Focusing on overall renal eNOS gene expression we found no significant difference at any timepoint. This matches well with previous findings that there is no difference at any timepoint in eNOS protein expression in the left and right kidneys of 2K1C rats when the clip was removed after 6 weeks and eNOS protein expression was measured before and after unclipping . This study  reported in addition that there are different expression patterns in medulla (down-regulation) and cortex (up-regulation), which obviously could not be detected by us when analysing whole kidney eNOS gene expression.

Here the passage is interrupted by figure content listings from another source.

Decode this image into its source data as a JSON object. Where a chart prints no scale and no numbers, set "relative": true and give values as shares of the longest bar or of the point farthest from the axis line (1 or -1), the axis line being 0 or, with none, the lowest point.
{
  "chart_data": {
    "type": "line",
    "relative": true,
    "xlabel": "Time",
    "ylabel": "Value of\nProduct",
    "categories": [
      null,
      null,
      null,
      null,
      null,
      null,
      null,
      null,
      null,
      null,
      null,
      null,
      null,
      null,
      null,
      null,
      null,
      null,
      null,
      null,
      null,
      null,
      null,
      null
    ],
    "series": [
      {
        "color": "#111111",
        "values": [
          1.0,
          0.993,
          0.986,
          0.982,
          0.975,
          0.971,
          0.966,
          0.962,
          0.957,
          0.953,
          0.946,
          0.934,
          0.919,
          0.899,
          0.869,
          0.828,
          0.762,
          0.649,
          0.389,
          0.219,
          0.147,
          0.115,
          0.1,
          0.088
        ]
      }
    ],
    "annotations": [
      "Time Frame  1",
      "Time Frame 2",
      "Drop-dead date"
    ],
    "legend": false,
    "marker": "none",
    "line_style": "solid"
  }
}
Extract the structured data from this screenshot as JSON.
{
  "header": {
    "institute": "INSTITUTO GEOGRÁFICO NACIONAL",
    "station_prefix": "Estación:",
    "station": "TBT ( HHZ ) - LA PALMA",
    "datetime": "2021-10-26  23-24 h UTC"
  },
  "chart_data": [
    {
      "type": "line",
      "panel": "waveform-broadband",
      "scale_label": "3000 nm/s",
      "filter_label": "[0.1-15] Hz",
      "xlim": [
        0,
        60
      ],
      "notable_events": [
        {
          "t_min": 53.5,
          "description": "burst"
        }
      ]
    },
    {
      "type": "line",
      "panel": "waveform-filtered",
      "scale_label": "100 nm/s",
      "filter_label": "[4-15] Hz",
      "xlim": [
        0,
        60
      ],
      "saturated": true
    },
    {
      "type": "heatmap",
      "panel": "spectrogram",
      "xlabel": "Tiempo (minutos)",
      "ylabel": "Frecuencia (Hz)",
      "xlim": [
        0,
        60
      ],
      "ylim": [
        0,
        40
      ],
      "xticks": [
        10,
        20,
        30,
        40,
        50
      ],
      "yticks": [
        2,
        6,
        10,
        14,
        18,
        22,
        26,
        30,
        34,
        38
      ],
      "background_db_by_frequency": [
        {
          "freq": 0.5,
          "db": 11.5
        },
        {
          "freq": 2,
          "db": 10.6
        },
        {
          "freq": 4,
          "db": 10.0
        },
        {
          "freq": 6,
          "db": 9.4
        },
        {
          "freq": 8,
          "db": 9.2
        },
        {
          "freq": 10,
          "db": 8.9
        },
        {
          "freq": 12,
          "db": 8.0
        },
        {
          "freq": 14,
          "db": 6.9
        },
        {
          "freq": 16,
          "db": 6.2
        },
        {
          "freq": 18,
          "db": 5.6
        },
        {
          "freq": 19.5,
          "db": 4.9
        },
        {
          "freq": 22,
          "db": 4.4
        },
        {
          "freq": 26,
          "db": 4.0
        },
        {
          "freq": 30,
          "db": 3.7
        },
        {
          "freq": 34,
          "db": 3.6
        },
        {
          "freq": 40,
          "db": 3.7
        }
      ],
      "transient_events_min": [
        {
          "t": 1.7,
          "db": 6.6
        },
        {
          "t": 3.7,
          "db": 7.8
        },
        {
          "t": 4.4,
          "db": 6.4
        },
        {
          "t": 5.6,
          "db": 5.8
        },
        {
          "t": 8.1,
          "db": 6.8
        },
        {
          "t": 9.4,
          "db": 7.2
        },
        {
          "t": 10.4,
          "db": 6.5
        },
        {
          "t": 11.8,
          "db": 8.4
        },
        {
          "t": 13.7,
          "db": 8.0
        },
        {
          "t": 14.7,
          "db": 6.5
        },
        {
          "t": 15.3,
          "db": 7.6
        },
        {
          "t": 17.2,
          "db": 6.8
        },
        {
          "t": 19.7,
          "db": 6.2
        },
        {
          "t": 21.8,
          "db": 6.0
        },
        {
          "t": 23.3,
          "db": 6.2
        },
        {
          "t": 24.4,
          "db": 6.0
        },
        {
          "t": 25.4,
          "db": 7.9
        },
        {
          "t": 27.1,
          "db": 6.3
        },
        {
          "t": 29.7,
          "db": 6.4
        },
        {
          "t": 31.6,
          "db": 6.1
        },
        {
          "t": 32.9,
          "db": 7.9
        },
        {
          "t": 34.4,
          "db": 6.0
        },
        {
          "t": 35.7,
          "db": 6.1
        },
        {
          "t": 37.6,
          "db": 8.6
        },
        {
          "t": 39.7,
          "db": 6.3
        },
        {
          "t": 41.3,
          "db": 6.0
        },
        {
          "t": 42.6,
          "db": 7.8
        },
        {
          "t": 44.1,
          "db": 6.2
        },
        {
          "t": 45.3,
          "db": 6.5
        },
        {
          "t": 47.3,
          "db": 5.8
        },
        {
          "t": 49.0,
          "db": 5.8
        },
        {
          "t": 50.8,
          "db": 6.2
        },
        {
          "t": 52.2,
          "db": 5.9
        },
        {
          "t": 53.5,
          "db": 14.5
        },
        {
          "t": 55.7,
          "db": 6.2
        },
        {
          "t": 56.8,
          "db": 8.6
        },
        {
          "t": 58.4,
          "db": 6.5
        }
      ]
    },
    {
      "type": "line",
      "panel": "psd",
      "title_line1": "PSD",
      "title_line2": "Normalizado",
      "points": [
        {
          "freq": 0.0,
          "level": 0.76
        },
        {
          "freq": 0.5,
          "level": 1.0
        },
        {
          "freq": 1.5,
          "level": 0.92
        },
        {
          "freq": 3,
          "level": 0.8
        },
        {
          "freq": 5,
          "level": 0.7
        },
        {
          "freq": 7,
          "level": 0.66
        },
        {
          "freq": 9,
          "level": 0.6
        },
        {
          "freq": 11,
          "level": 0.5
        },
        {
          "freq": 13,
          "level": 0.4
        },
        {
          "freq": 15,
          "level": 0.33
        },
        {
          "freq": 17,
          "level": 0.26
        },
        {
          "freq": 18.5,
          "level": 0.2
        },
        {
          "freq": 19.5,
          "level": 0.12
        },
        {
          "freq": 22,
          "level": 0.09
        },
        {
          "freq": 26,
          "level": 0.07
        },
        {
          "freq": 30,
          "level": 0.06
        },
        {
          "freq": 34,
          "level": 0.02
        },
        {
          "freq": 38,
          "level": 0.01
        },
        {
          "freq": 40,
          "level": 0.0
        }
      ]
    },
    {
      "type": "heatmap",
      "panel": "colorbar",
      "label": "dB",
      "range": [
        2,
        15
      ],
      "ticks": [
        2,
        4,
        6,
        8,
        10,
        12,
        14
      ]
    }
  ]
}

The analysis of eNOS expression data in eNOS and nNOS deficient mice suggests that eNOS derived NO enhances renal renin gene expression . Barton found that renal hypoperfusion leads to a stimulation of renal eNOS gene expression . When using pharmacological NO donors as sodium nitroprusside renin secretion is increased . According to our results, overall eNOS gene expression seems not to be quantitatively involved in adaption processes of whole 2K1C-rat-kidneys, though recent data show clearly a protective role for NO in 2K1C hypertensive mice .
Since angiotensin II has been reported to stimulate the release of endothelin-1 [29, 31], unilateral renal artery stenosis with resulting upregulation of the renin system might result in an increased expression of endothelins. Furthermore the endothelin-system has an inhibitory influence on renin . This fits with our findings of the upregulation of endothelin-1 while the renin activity is high in early stenosis and decreasing renin levels after activation of the endothelin-system. Although there is clear evidence for interactions between renin and the ET-system, ETs appear not to be involved in chronic long term adaptation processes after unilateral renal clipping as discussed above.
Overall, the gene expression analysis of vasoactive mediators like the ETs and eNOS in whole kidney is a limitation of this study with regard to their differential expression and regulation in cortex and medulla [26, 33].
In conclusion, we demonstrated that the 2K1C-model in male rats leads to a long-term stimulation of the renin system with ipsilateral upregulation and contralateral downregulation. ETs and endothelium derived NO seem to play no major role in chronic adaptation processes in the kidney of 2K1C-rats, although ET-1 and ET-3 might be involved in short-term adaptation processes, but their functional relevance should be confirmed in further studies, using pharmacological agonists/antagonists and/or genetic knockout models.